Apple introduced the iMac G3/400 DV (and G3/350), the first major redesign of the iMac, on October 4, 1999. Like the G3/333 it replaced, the G3/400 came in 5 flavors: tangerine, strawberry, blueberry, grape, and lime. My G3/400 is grape. The iMac G3/400 has a 400 MHz G3 processor, a maximum RAM of 512 MB, and a 10 GB hard drive. My G3/400 has 192 MB of RAM, but it originally shipped with the standard 64 MB of RAM. It still has the original 10 GB hard drive. It shipped with Mac OS 8.6, but I have upgraded it to Mac OS 9.1. It can support up to Mac OS X v10.4 (Tiger). I purchased my grape G3/400 new in January 2000. I picked up a stock model from CompUSA for $1299.
Five flavors: orange, strawberry, blueberry, grape, and lime
The iMac G3/400 was my first new computer. I had been planning to buy a computer for about a year and was leaning heavily toward a Gateway 500 MHz PC. It was a few years after the original iMac had been released and Apple was well on the road to recovery after years of decline, but they still had a way to go. At the time, I would have called you a fool if you had suggested that I buy a new Mac. That was until I happened to see one first hand. I came across the CompUSA Apple Store (store in a store) while shopping for a new PC. When I saw the new iMacs, I was instantly sold.
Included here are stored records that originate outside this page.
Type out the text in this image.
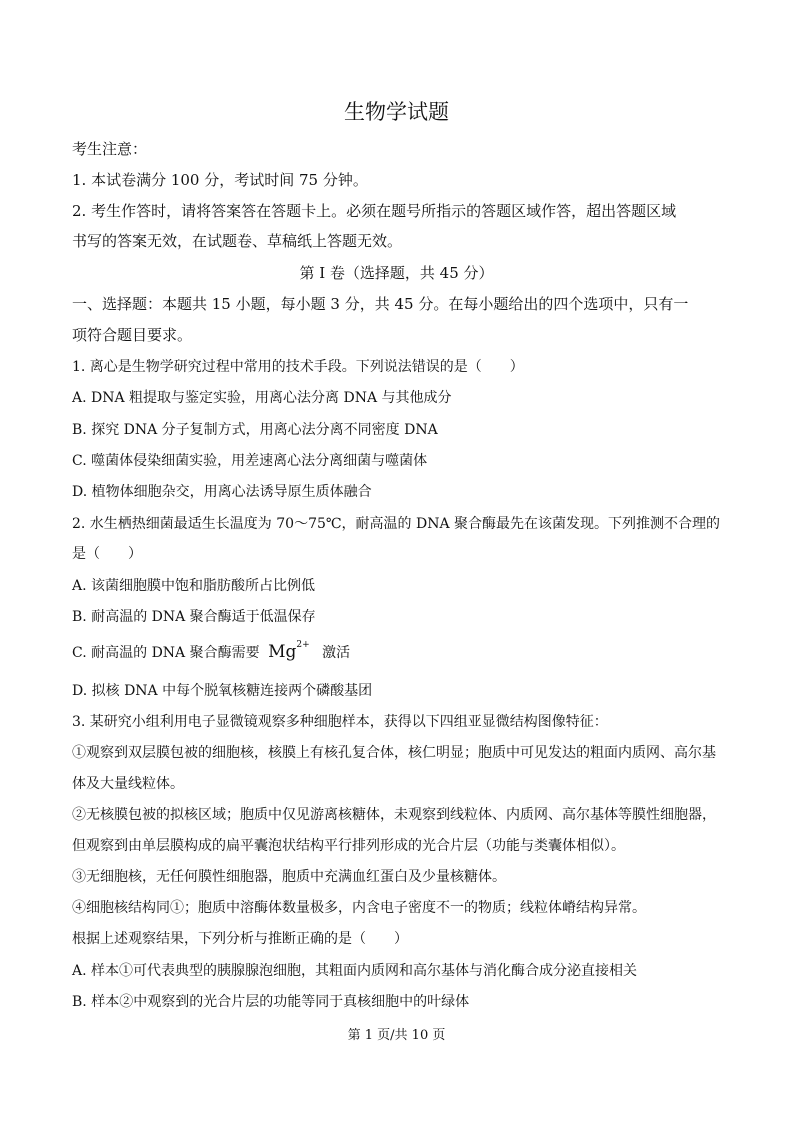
生物学试题
考生注意：
1. 本试卷满分 100 分，考试时间 75 分钟。
2. 考生作答时，请将答案答在答题卡上。必须在题号所指示的答题区域作答，超出答题区域
书写的答案无效，在试题卷、草稿纸上答题无效。
第 I 卷（选择题，共 45 分）
一、选择题：本题共 15 小题，每小题 3 分，共 45 分。在每小题给出的四个选项中，只有一
项符合题目要求。
1. 离心是生物学研究过程中常用的技术手段。下列说法错误的是（　　）
A. DNA 粗提取与鉴定实验，用离心法分离 DNA 与其他成分
B. 探究 DNA 分子复制方式，用离心法分离不同密度 DNA
C. 噬菌体侵染细菌实验，用差速离心法分离细菌与噬菌体
D. 植物体细胞杂交，用离心法诱导原生质体融合
2. 水生栖热细菌最适生长温度为 70～75℃，耐高温的 DNA 聚合酶最先在该菌发现。下列推测不合理的
是（　　）
A. 该菌细胞膜中饱和脂肪酸所占比例低
B. 耐高温的 DNA 聚合酶适于低温保存
C. 耐高温的 DNA 聚合酶需要 $Mg^{2+}$ 激活
D. 拟核 DNA 中每个脱氧核糖连接两个磷酸基团
3. 某研究小组利用电子显微镜观察多种细胞样本，获得以下四组亚显微结构图像特征：
①观察到双层膜包被的细胞核，核膜上有核孔复合体，核仁明显；胞质中可见发达的粗面内质网、高尔基
体及大量线粒体。
②无核膜包被的拟核区域；胞质中仅见游离核糖体，未观察到线粒体、内质网、高尔基体等膜性细胞器，
但观察到由单层膜构成的扁平囊泡状结构平行排列形成的光合片层（功能与类囊体相似）。
③无细胞核，无任何膜性细胞器，胞质中充满血红蛋白及少量核糖体。
④细胞核结构同①；胞质中溶酶体数量极多，内含电子密度不一的物质；线粒体嵴结构异常。
根据上述观察结果，下列分析与推断正确的是（　　）
A. 样本①可代表典型的胰腺腺泡细胞，其粗面内质网和高尔基体与消化酶合成分泌直接相关
B. 样本②中观察到的光合片层的功能等同于真核细胞中的叶绿体
第 1 页/共 10 页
The iMac G3/400 has the following ports: two USB 1.1 ports, two FireWire 400-Mbps ports, one 56.6K RJ-11 modem port, one 10/100Base-T Ethernet RJ-45 port, one microphone jack, and one speaker jack. Two headphone jacks are on front of the computer. There is also a video out port on the back of the computer. The programmer and reset buttons, previously only pinholes on previous generation iMacs, are now actual buttons. The iMac G3/400 is the first iMac to ship with FireWire ports. The G3/400 has two built-in Harman Kardon stereo speakers on the front of the computer. A built-in microphone resides on the front of the computer in the center over the monitor. Apple dropped the port cover of previous generation iMacs. The port orifice on the G3/400 is a slanted elongated oval setting smoothly on the side of the computer.
iMac G3/400 ports
Adding RAM to the G3/400 is considerably easier than previous generation iMacs, which required removing the motherboard. As illustrated below, changing RAM on the G3/400 is accomplished by opening a door on the bottom of the computer. An AirPort Card can also be added in the same place. The G3/400 is the first iMac to be "AirPort Ready". My G3/400 does not have an AirPort Card.
(Click) Adding RAM:
The G3/400 has a modest graphics system that was a slight improvement over previous generation iMacs. The system uses ATI Rage 128 graphics (2x AGP) with 8 MB SGRAM. The G3/400 supports video out. The connector is on the back of the computer. Apple shipped two grills for the video out port, one to cover the port and one to use if you intend to connect an external monitor. The process of changing the cover is depicted below.
(Click) Changing video out port cover:
The iMac DV was a redesign of the original iMac form factor. Most notably, Apple replaced the tray loading CD drive of the original iMac with a slot loading drive. With the introduction of this model, Apple never again substantially redesigned this form factor. Except for color, minor tweaks and upgraded system specs, the slot loading G3 iMac kept this basic design until Apple retired it in 2003. The iMac DV is so named because it was the first iMac that could play DVDs as a standard feature. It was only a player. It could not burn CDs or DVDs. I was forced to buy an external USB CD burner to meet my storage needs. Apple really pushed the DVD concept. This iMac shipped with a DVD copy of A Bug's Life (1998) from Pixar. The iMac G3/400 is noticeably glossier than the previous iMacs, which says a lot. The case is so shiny that it is difficult to photograph.
iMac G3/400 slot loading drive
The iMac G3/400 doesn't have an internal fan like previous iMacs. If it were not for the sound of the spinning hard drive, you wouldn't hear anything. There is a handle built into the top for moving it around. After a few hours of operation, you can feel the hot convection current streaming out of the holes in the top. The lack of a fan doesn't seem to have affected it in the least.
This Mac kept me going for a few years, but began to feel underpowered around the end of 2001. Everyone was about to begin switching to OS X and this Mac just didn't have the juice to get the most out of it. I moved on to a G4 iMac Flat Panel in 2002. Although I never used the G3/400 with a broadband connection, it gave me countless hours of dial-up browsing.